Suis-je en retard sur ma vie?
Créé le jeudi 10 octobre 2024 par Hamza EM
Quel que soit l’âge, j’entends parfois des personnes s’inquiéter de leur “avancement” dans la vie. Cette inquiétude suppose qu’il faut courrir une course sans se retrouver trop loin derrière le peloton. Elle suppose aussi qu’il nous reste une certaine durée de temps à vivre. Or Marc Aurèle explique que nous ne possédons réellement que le moment présent, ni le passé, ni le futur.
Même si tu dois vivre trois mille ans, même si tu en dois vivre trente mille, rappelle-toi néanmoins que nul n’a à perdre qu’une vie, celle qu’il vit et n’en vit qu’une, celle qu’il perd. Donc l’extrême brièveté et l’extrême longueur reviennent au même. En effet, le présent est égal pour tous, donc pour tous la perte est la même, et ainsi cette perte est infinitésimale. (…)
Marc Aurèle, Pensées pour moi-même, Livre II § XIV (extrait)
Pour pouvoir courrir la course de la vie que l’on suppose ici, il faut bien une ligne d’arrivée. C’est l’âge auquel nous supposons implicitement que l’on est censé mourrir. Or cette date butoire, rien ne nous la garantit. Nous ne possédons de façon garantie aucun instant entre la seconde qui vient de s’écouler et cette date butoire. De ce fait, s’octroyer quelque chose que l’on ne possède pas est la définition même du crédit. Nous faisons implicitement un “crédit de temps” à la nature auquel elle n’a jamais consenti. Vivre avec un crédit sur le dos, n’est jamais source de sereinité, surtout un crédit d’une telle envergure.
Bien sûr, il ne s’agit pas ici d’être inerte. Pour vivre, on doit pouvoir se projeter et c’est bien ce qui fait la force de l’Homme: anticiper. L’intention derrière cette idée, est de se concentrer sur nos actions actuelles et accepter les évènements futurs arriver tel qu’ils sont car ils sont hors de notre contrôle jusqu’à ce qu’ils se produisent. Moment auquel, il sera de notre ressort de les traiter mais jusque là, nul besoin de s’en préoccuper.

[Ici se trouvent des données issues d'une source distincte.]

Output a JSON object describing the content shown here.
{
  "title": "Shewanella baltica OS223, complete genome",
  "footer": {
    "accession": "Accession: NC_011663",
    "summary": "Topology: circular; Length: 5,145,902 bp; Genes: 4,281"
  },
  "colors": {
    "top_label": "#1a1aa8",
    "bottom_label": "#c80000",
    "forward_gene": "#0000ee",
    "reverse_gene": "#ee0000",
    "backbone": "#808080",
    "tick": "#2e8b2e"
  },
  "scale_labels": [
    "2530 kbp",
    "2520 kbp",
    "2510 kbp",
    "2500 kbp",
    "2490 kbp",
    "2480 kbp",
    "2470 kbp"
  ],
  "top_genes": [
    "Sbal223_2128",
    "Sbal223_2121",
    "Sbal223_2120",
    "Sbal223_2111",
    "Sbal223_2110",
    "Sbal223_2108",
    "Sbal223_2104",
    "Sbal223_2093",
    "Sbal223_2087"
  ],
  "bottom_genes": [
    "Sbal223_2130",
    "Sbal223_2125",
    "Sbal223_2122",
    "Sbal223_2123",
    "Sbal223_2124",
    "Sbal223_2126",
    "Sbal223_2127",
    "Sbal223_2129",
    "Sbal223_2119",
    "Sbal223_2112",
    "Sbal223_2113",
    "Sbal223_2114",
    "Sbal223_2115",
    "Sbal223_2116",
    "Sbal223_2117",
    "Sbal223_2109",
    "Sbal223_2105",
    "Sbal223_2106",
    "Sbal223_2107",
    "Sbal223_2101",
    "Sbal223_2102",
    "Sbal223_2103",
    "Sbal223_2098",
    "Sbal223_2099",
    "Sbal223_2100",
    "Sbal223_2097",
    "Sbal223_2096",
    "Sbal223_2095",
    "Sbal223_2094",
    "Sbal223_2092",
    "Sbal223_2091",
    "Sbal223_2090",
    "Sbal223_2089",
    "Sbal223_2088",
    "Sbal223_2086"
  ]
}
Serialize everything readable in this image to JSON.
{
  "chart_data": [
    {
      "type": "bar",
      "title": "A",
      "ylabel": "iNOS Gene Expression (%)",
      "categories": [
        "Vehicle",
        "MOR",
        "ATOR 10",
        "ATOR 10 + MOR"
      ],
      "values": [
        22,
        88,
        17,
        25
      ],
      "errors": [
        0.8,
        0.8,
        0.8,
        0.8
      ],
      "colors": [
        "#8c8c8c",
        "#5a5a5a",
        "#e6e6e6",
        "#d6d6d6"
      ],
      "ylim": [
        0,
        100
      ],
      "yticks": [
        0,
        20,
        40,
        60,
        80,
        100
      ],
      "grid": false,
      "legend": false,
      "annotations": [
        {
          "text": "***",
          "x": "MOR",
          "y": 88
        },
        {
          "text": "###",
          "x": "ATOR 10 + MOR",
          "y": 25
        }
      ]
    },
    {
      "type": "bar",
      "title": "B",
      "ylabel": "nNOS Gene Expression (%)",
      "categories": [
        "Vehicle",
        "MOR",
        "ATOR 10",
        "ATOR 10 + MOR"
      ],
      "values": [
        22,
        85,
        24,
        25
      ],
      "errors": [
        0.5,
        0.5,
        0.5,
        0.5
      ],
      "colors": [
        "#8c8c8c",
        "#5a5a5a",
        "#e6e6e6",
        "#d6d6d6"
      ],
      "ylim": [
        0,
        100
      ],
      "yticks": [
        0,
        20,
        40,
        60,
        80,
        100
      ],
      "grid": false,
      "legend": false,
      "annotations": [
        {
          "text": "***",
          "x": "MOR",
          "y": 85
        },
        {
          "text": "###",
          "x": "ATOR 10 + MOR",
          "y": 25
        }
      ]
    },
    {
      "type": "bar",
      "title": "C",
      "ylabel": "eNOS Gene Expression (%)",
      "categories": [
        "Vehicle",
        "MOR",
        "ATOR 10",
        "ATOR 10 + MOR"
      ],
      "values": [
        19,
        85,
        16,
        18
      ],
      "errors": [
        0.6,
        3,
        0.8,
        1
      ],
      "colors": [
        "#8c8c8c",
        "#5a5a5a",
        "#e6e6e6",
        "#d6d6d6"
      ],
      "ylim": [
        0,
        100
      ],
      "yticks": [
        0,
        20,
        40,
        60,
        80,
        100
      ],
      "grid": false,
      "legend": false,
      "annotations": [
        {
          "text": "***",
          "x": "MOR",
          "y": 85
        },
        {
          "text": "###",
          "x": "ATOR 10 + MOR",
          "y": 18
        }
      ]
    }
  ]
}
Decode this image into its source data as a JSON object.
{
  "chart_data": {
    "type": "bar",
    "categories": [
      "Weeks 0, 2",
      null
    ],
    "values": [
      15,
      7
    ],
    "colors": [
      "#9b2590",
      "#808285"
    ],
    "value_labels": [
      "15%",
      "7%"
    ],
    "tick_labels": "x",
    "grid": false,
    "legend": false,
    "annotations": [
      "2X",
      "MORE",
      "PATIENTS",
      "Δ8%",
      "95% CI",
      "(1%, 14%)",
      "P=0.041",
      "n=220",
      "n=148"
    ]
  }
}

Les conséquence d’un “crédit temporel”
Le “crédit temporel” est très similaire au crédit bancaire à quelques détails près. Comme ce dernier, on obtient les fonds en une fois et à intervalle régulier on doit payer un loyer. Avec ce système, à chaque paiement, on se questionne si on bien investi le temps que l’on a emprunté. Le problème c’est qu’on ne peut pas arrêter de dépenser notre temps. On ne peut pas faire une pause de réflexion puis reprendre la dépense avec un plan bien établi. Quel que soit le plan, le futur n’est prédictible, ce plan d’investissement est donc voué à l’échec. La frustration et la déception nous attends alors à chaque tournant. Voilà la nature du paiement du “crédit temporel”.
Jouir du capital en notre possession
Ce que l’on possède réellement dans le contexte de la durée d’une vie, c’est le présent. Le présent ce n’est pas aujourd’hui, cette heure-ci ou cette seconde-ci. Aucune fraction d’unité de temps ne peut représenter le présent, car au moment même où on la pense, elle fait déjà partie du passé. C’est un instant glissant qu’on ne peut ni saisir, ni déplacer. Cet instant c’est celui que l’on possède vraiment, ni celui d’avant ni celui d’après. La vie n’est donc qu’un instant. Ce n’est pas le projet que l’on construit dans nos rêves, c’est maintenant. Notre capital temporel est si petit, qu’aucune unité de temps ne peut le représenter.
(…) C’est que l’on ne pourrait perdre ni le passé ni l’avenir. Car ce que vous n’avez pas, comment vous l’ôter? (…) l’homme assuré de très nombresuses années, et l’homme qui est en train de mourir, ne perdent pas plus l’un que l’autre. En effet, le présent est le seul bien dont ils seront privés, puisque enfin ils ne possèdent que celui-là, et que ce que l’on ne possède pas, on ne peut pas le perdre.
Marc Aurèle, Pensées pour moi-même, Livre II § XIV (extrait)
En accordant la juste valeur à la vie, on se libère l’esprit pour agir au mieux, et on ne peut se garantir d’agir que maintenant.